Book review: Barbie Kyagulanyi's memoirs of a village belle


What you need to know:

  • Book title: Golden Memories of a Village Belle
  • Author: Barbara Itungo Kyagulanyi 
  • Pages: 81
  • Price: Shs21,500
  • Where: Aristoc Booklex.  
  • Published: 2011

Barbara Itungo Kyagulanyi is familiarly known as Barbie, a fixture on Kampala’s social register. 
Apart from being a philanthropist, she is celebrated as the wife to Ugandan pop artist and top-flight politician; Robert Kyagulanyi Ssentamu, alias Bobi Wine. 

You would think that being a model mother, devoted wife and successful individual in her own right would be enough for her, but no.  She is also an author. Her autobiography “Golden Memories of a Village Belle”, published in 2012, is revelative of her formative years. As a child, she was called Kyomu; a pet name given to her by her grandmother. 

Written in a conversational style which draws the reader in with the author’s eagerness to share, Barbie’s story begins with an election.  That is a Local Council (LC) election, to be precise.  Kyomu’s uncle, Eric, a respected veterinary doctor, is running for LC 1 chairman, a post he has contested for seven times; winning each race.  Still, he is power-hungry (in way that Barbie’s husband Bobi would disprove of). 

Indeed, he is so hell-bent on making each vote count that he deploys a minor, Kyomu, to a trading center called “Omukayenje.” 

This is in Ntungamo district, western Uganda.  Her brief is clear: Kyomu is to watch every voter who Uncle Eric bought booze and report back to him.  So Kyomu watches, Argus-eyed, the lines which make up Uncle Eric’s support, and those of his opponent Kakira.  “Is Agaba in my line?” he asks. 
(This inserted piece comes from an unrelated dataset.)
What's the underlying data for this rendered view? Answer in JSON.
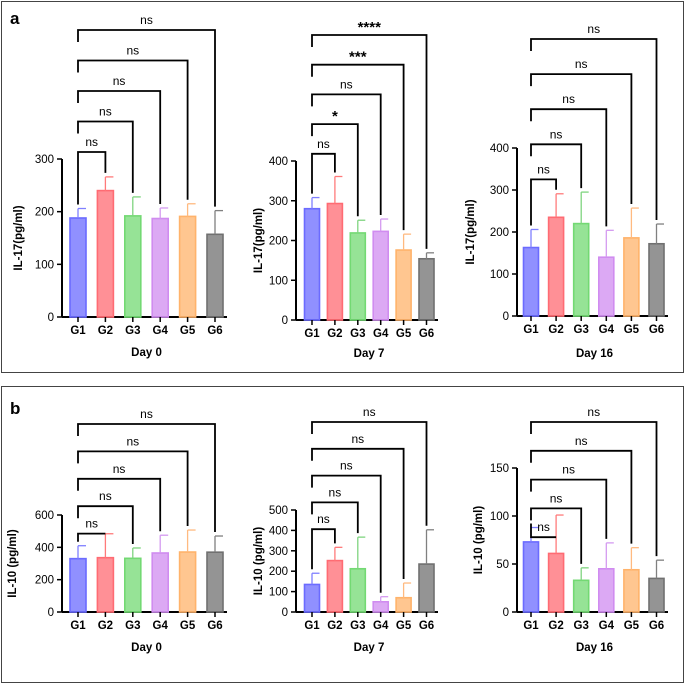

Yes, Kyomu whispers. Children are not allowed in Omukayenje, so she must remain undetected.  “And Kagyegema?” 

“That one is in Kakira’s line,” Kyomu replied.  “He is going to pay the beer I bought him,” Uncle Eric fumed.  Beyond that election, which Uncle Eric wins handily, the book goes on to describe the rural setting in which Barbie was raised.  Her nuclear family and extended family lived in a homestead of five families.  This setup could vaguely be described as a hutment; but their houses were not mud-and-wattle or were they given to the architecture of a military encampment. 

Still there was a spit-and-polish orderliness to this homestead befitting a military camp.  All her paternal uncles had built their homes on Kyomu’s grandparents’ thirty acres of land.  The families lived harmoniously, with Uncles Eric and Davis being the stars of this ensemble cast of villagers. 

Her Uncle Davis was something of a hard-bitten disciplinarian whose drunken exploits endeared him to the children in the homestead.  In this unspoiled countryside, Kyomu distinguished herself as a dancer. 
“I swayed my hips and my wiggly stomach amazed them,” she said of her moves at an ‘illegal’ school disco, which the headmaster prematurely puts an end to. 

Here, we see the rebellious streak in the author as her adventures betray her willingness to the test the limits of what is permitted. When her father travels to Holland at the start of part 2 of this book, the author reveals a charming rustic naiveté.

“We used to think it (an aeroplane) was reserved for President Museveni. Every time we noticed a plane in the sky, all of us would parade outside and wave biding President Museveni bye, bye. I never imagined a plane on the ground,” she writes.  She then relates how she went to St. Hellen’s Girl’s School, which was peopled by blind pupils. The author then shows us how her name is written in Braille. 

Braille is a form of written language for blind people, in which characters are represented by patterns of raised dots that are felt with the fingertips. Barbie then passes her Primary Leaving Examinations. Thereupon, she enrols in and comes of age at Bweranyangi Girls’ Secondary School.

It is there that marriage crosses her mind, quite unlike when she was a pubescent village belle and was told that if fire ants land on a girl’s bed, that girl would soon get married.  Since and her age mates did not even consider marriage an option at the time, they shooed away the fire ants before they could park their tiny selves on their beds. At Bweranyangi, however, the girls were told their future husbands would come from either Ntare School, Mbarara High School, St. Kagwa High School or Runyonza Senior Secondary School.

Instead, Barbie was besotted with a guy who was “fun to be with” and “extra professional.”  Yes, Bobi Wine. Although an engaging account of Barbie’s early life, it does feel in some areas that the author is marking time.

Her anecdotes are generally amusing, when she takes her eye off the reader and simply writes as she wishes. 

When she does this, her free spirit casts a narrative spell on the reader.  The ending, however, affects the flow of the book because it comes abruptly.  It is almost as if she got tired of sharing her story and decided to she had something better to do.